- Przemysław Location within Poland
- Coordinates: 54°17′59″N 18°58′17″E﻿ / ﻿54.29972°N 18.97139°E
- Country: Poland
- Voivodeship: Pomeranian
- County: Nowy Dwór
- Gmina: Stegna
- Population: 310
- Time zone: UTC+1 (CET)
- • Summer (DST): UTC+2 (CEST)
- Vehicle registration: GND

= Przemysław, Pomeranian Voivodeship =

Przemysław (Prinzlaff) is a village in the administrative district of Gmina Stegna, within Nowy Dwór County, Pomeranian Voivodeship, in northern Poland.

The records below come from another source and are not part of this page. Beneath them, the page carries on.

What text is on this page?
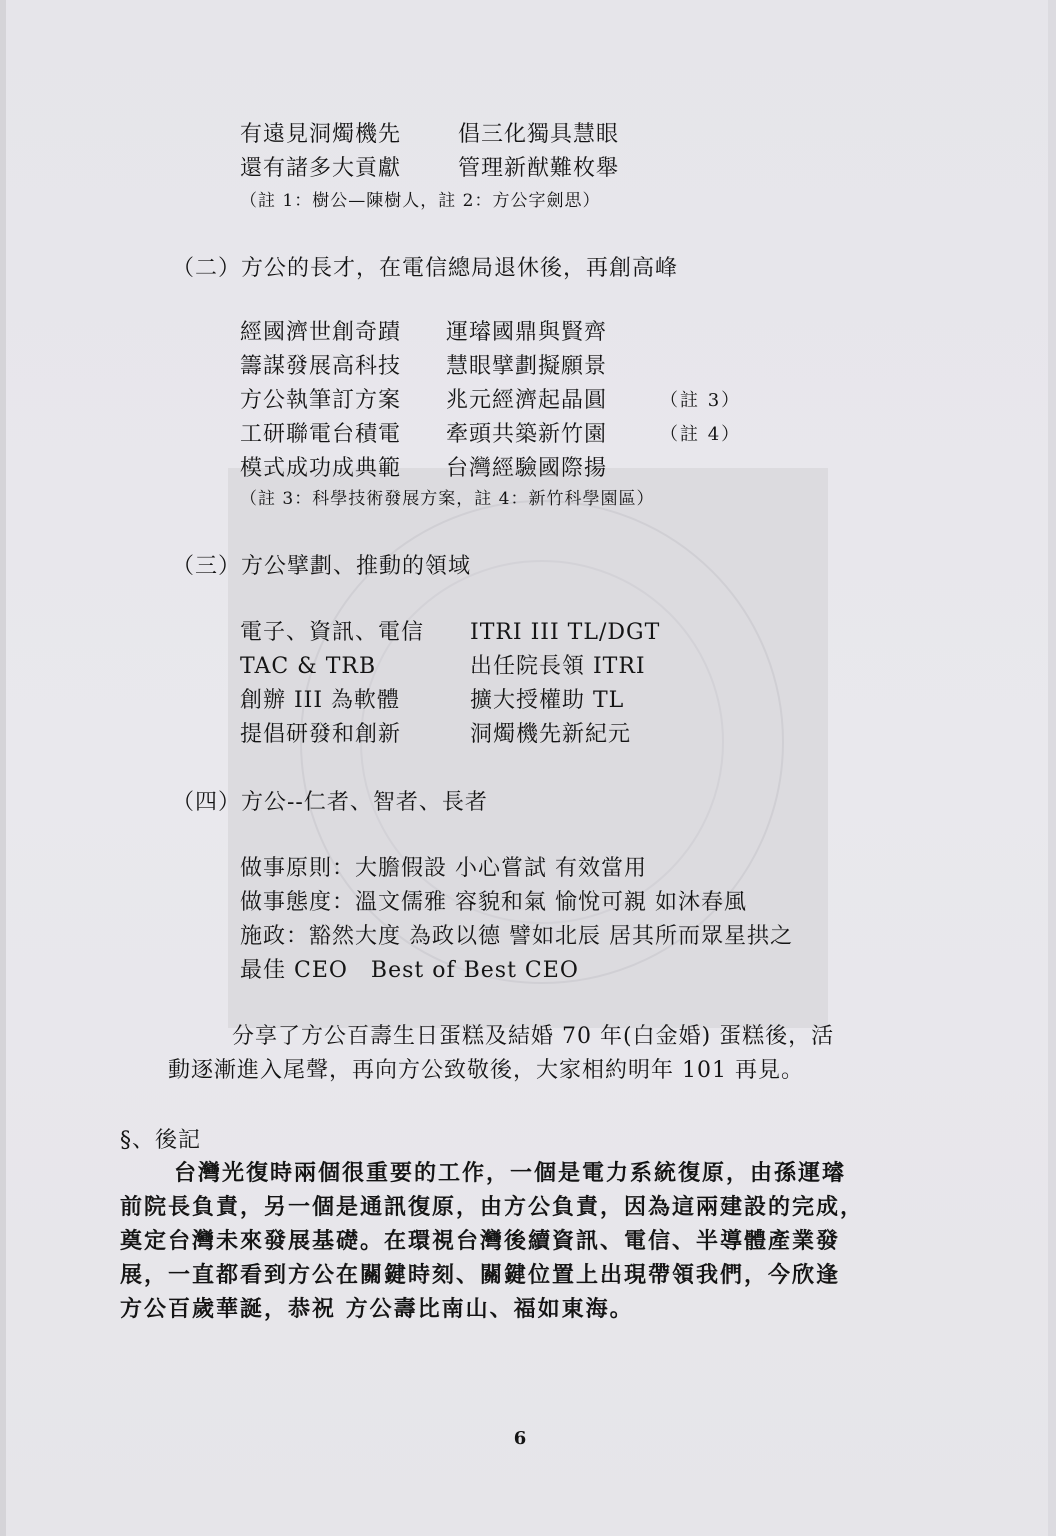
有遠見洞燭機先	倡三化獨具慧眼
還有諸多大貢獻	管理新猷難枚舉
（註 1：樹公—陳樹人，註 2：方公字劍思）
（二）方公的長才，在電信總局退休後，再創高峰
經國濟世創奇蹟 運璿國鼎與賢齊
籌謀發展高科技 慧眼擘劃擬願景
方公執筆訂方案 兆元經濟起晶圓	（註 3）
工研聯電台積電 牽頭共築新竹園	（註 4）
模式成功成典範 台灣經驗國際揚
（註 3：科學技術發展方案，註 4：新竹科學園區）
（三）方公擘劃、推動的領域
電子、資訊、電信 ITRI III TL/DGT
TAC & TRB	出任院長領 ITRI
創辦 III 為軟體	擴大授權助 TL
提倡研發和創新	洞燭機先新紀元
（四）方公--仁者、智者、長者
做事原則：大膽假設 小心嘗試 有效當用
做事態度：溫文儒雅 容貌和氣 愉悅可親 如沐春風
施政：豁然大度 為政以德 譬如北辰 居其所而眾星拱之
最佳 CEO　Best of Best CEO
分享了方公百壽生日蛋糕及結婚 70 年(白金婚) 蛋糕後，活
動逐漸進入尾聲，再向方公致敬後，大家相約明年 101 再見。
§、後記
台灣光復時兩個很重要的工作，一個是電力系統復原，由孫運璿
前院長負責，另一個是通訊復原，由方公負責，因為這兩建設的完成，
奠定台灣未來發展基礎。在環視台灣後續資訊、電信、半導體產業發
展，一直都看到方公在關鍵時刻、關鍵位置上出現帶領我們，今欣逢
方公百歲華誕，恭祝 方公壽比南山、福如東海。
6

It is located in the historic region of Pomerania.

==History==
The village was a possession of the city of Gdańsk, located in the Pomeranian Voivodeship in the province of Royal Prussia in the Greater Poland Province of the Kingdom of Poland. It was annexed by Prussia in the Second Partition of Poland in 1793, and from 1871 to 1919 it was also part of Germany. From 1920 to 1939 it formed part of the Free City of Danzig (Gdańsk), and afterwards it was annexed by Nazi Germany at the start of World War II in 1939. It became again part of Poland following Germany's defeat in the war in 1945.